During brain cancer surgeries, neurosurgeons need to identify and remove malignant tumors intertwined with normal, functional brain tissues. To distinguish the good from the bad, surgeons use assistive imaging technologies, ranging from large, expensive intraoperative MRIs to microscopic dye-based imaging tools.
These commercially available imaging tools generally are inefficient at detecting less-aggressive tumors. They require significant pre-surgical planning, special operating room setup and the administration of potentially toxic dyes to patients.
Marcu partnered with UC Davis neurosurgeon Orin Bloch to explore FLIm as a better, safer and more precise imaging technology in identifying cancerous cells in the brain. They were awarded a $3.1 million grant from NCI to test and validate FLIm as a tool for instant tumor tissue identification during brain surgeries.
“We believe the use of FLIm in brain cancer surgeries will advance the field and improve the survival chances for patients with brain cancer,” Bloch added.
While FLlm is still being tested for use in brain cancer surgeries, the technology has already proven effective in head and neck cancer surgeries.

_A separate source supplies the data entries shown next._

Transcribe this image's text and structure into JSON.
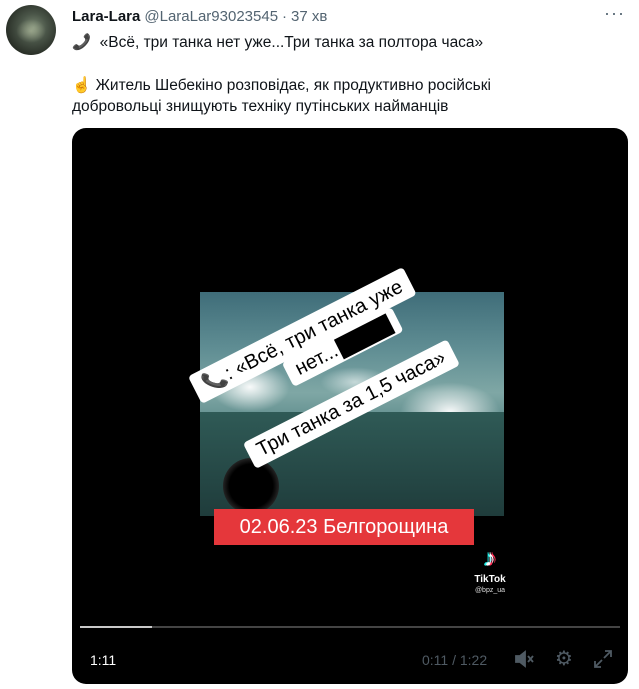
{
  "tweet": {
    "display_name": "Lara-Lara",
    "handle": "@LaraLar93023545",
    "separator": "·",
    "time": "37 хв",
    "more_label": "···",
    "line1": "«Всё, три танка нет уже...Три танка за полтора часа»",
    "line2": "Житель Шебекіно розповідає, як продуктивно російські",
    "line3": "добровольці знищують техніку путінських найманців",
    "icons": {
      "line1": "phone-icon",
      "line2": "pointing-up-hand-icon"
    }
  },
  "video": {
    "sticker_line1": "📞: «Всё, три танка уже",
    "sticker_line2": "нет...",
    "sticker_line3": "Три танка за 1,5 часа»",
    "date_banner": "02.06.23 Белгорощина",
    "tiktok_logo_label": "TikTok",
    "tiktok_user": "@bpz_ua",
    "elapsed_time": "1:11",
    "duration_text": "0:11 / 1:22",
    "progress_fraction": 0.134,
    "colors": {
      "date_banner_bg": "#e5373b",
      "player_bg": "#000000"
    }
  }
}
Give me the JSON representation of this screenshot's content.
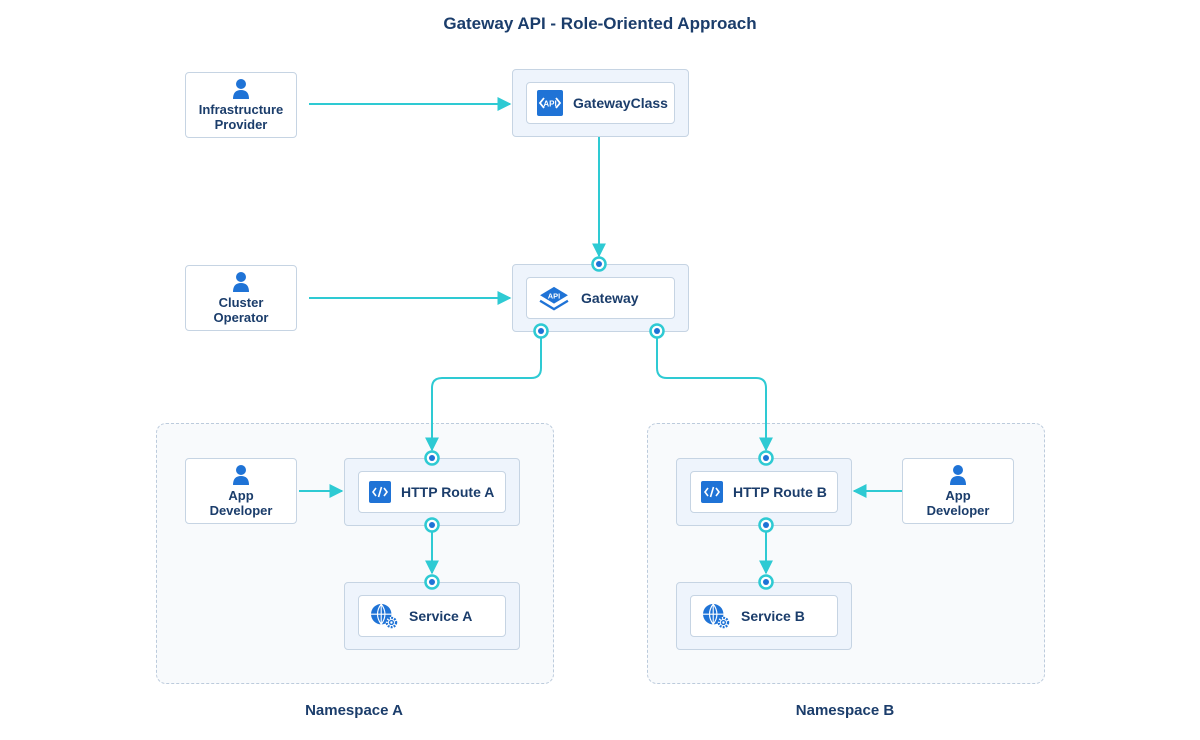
{
  "title": "Gateway API - Role-Oriented Approach",
  "colors": {
    "text": "#1b3d6b",
    "icon_blue": "#1f73d6",
    "connector": "#2ecad3",
    "node_border": "#c6d4e3",
    "node_fill": "#eef4fc",
    "namespace_border": "#bccbdc"
  },
  "actors": {
    "infra": {
      "line1": "Infrastructure",
      "line2": "Provider",
      "icon": "person-icon"
    },
    "cluster": {
      "line1": "Cluster",
      "line2": "Operator",
      "icon": "person-icon"
    },
    "appdev_a": {
      "line1": "App",
      "line2": "Developer",
      "icon": "person-icon"
    },
    "appdev_b": {
      "line1": "App",
      "line2": "Developer",
      "icon": "person-icon"
    }
  },
  "resources": {
    "gatewayclass": {
      "label": "GatewayClass",
      "icon": "api-code-icon"
    },
    "gateway": {
      "label": "Gateway",
      "icon": "api-layers-icon"
    },
    "route_a": {
      "label": "HTTP Route A",
      "icon": "code-icon"
    },
    "route_b": {
      "label": "HTTP Route B",
      "icon": "code-icon"
    },
    "service_a": {
      "label": "Service A",
      "icon": "globe-gear-icon"
    },
    "service_b": {
      "label": "Service B",
      "icon": "globe-gear-icon"
    }
  },
  "namespaces": {
    "a": {
      "label": "Namespace A"
    },
    "b": {
      "label": "Namespace B"
    }
  },
  "connections": [
    {
      "from": "Infrastructure Provider",
      "to": "GatewayClass"
    },
    {
      "from": "GatewayClass",
      "to": "Gateway"
    },
    {
      "from": "Cluster Operator",
      "to": "Gateway"
    },
    {
      "from": "Gateway",
      "to": "HTTP Route A"
    },
    {
      "from": "Gateway",
      "to": "HTTP Route B"
    },
    {
      "from": "App Developer",
      "to": "HTTP Route A"
    },
    {
      "from": "App Developer",
      "to": "HTTP Route B"
    },
    {
      "from": "HTTP Route A",
      "to": "Service A"
    },
    {
      "from": "HTTP Route B",
      "to": "Service B"
    }
  ]
}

UC Davis is a pioneer in FLIm application to head and neck surgeries
In transoral robotic surgery (TORS), surgeons use robot arms to work from within a patient’s mouth to extract hard-to-reach tumors during head and neck surgeries. The procedure saves patients from external incisions in the neck and jaw that can leave them with permanent scarring and difficulties in eating, speaking and swallowing.
In collaboration with Intuitive Surgical Inc., Marcu and her team added FLIm technology to the da Vinci robotic surgical system to better identify tumors during TORS. Marcu, who pioneered the research in the head and neck surgeries, collaborated with D. Gregory Farwell, professor and chair of the UC Davis Department of Otolaryngology — Head and Neck Surgery, and head and neck surgeons Arnaud Fassett Bewley, Andrew Birkeland and Marianne Abouyared.
In April 2021, the team was awarded a $3.2 million grant from NCI to continue its research on FLIm technology use in head and neck surgeries. In 2014, they were granted a research award to develop a FLIm technology prototype for these surgeries. They made such significant advances in their initial study, with more than 100 patients enrolled, that they were awarded the new grant to scale up their research to include clinical studies with 200 additional patients.
“We already saw promising results in identifying cancerous tissues during head and neck surgeries, and we are now exploring use of FLIm in brain cancer surgeries,” said Marcu. “This UC Davis homegrown technology might become the next standard of care, adopted widely in cancer surgeries.”